Other risks -- regulation
One more thing to watch out for is the march of environmental regulation. The European RoHS directive and similar laws may not apply to your products, but they affect your supply chain. RoHS, for example, forced a lot of mature products to be redesigned, reducing sales volume for a lot of mature components, which probably resulted in some obsolesences as specific parts became unprofitable.
New versions of RoHS are expected within a few years. So you can expect a new wave of obsolesences as the market settles out in relation to the new rules.
Other risks -- changed market landscape
If you designed a product 30 years ago and you designed it entirely with multi-sourced components like 2N2904's and 74LS04's, you would very likely still be able to get all those parts today.
But the trend in the last many years is away from multi-sourced components. Very few new products are being replicated across manufacturers. And the parts that are are at similar complexity levels to what was available 30 years ago --- hex logic gates, individual transistors, etc. Even "simple" devices like linear power regulators are now complex enough that nobody tries to duplicate another company's design exactly.
If you want to design in a microprocessor or a programmable logic device, you are simply stuck with a single-source component, and all the risk for long term support that entails.
Also, as my anecdote above pointed out, the rise of the fabless semiconductor company also adds risk because it means your chip vendors may not actually control their own manufacturing resources.
Strategy
To me, it sounds as if your sales team needs to get tougher with this customer (of course, engineers always say this).

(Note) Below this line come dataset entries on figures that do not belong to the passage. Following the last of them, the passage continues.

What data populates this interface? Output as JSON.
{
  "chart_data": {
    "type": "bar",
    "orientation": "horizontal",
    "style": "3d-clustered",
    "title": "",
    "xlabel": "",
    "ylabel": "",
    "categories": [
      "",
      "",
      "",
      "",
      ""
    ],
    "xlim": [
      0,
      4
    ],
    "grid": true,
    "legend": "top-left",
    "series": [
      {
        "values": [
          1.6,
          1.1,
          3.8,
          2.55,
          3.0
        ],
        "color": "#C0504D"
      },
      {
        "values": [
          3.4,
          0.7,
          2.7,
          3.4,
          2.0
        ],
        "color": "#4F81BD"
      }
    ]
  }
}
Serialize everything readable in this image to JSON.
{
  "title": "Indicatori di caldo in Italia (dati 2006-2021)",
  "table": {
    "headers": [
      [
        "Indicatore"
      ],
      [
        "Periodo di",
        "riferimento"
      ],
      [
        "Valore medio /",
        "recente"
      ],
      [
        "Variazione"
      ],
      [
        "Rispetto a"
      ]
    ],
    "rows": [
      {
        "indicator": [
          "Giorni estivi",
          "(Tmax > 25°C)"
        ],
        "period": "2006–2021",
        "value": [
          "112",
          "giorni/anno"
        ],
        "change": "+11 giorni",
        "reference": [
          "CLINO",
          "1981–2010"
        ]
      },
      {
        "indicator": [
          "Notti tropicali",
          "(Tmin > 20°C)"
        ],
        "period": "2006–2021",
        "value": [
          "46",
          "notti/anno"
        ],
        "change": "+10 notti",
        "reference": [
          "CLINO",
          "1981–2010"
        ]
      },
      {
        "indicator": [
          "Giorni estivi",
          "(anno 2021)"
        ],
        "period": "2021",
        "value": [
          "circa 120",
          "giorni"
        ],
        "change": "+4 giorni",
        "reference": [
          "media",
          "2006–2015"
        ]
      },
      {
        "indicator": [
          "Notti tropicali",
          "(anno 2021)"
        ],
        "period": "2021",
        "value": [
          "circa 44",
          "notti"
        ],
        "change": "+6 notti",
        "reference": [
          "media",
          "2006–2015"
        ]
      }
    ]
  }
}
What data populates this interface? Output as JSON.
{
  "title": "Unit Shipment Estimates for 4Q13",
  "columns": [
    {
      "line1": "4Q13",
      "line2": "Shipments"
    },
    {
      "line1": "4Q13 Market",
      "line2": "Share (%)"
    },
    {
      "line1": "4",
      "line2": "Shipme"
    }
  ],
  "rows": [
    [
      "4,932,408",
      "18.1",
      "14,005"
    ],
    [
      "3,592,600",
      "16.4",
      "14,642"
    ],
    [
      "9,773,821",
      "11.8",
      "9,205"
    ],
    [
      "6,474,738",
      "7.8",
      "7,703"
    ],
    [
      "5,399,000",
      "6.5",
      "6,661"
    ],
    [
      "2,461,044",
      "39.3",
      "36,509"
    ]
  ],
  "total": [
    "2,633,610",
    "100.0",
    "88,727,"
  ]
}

One option is tell them you can fix the problem their way, but to maintain this level of support, the product price will be increasing XX% each year for the remainder of the product lifetime. You can make a lifetime buy for these obsolete products, but you'll need to pay for engineering evaluation of the requirements, technicians to manage the inventoried parts, etc., and you need revenue from these products to support that.
Another is to call their bluff on the re-tender process --- there can't be that many competitors out there who could realistically support these lifetime requirements, and those that can will price accordingly. On top of that, your team has experience with this particular application and the customer's detailed requirements, giving you an advantage when it comes to bidding the project. Who knows, you could come out of a re-tender with a contract at a substantially higher sales price.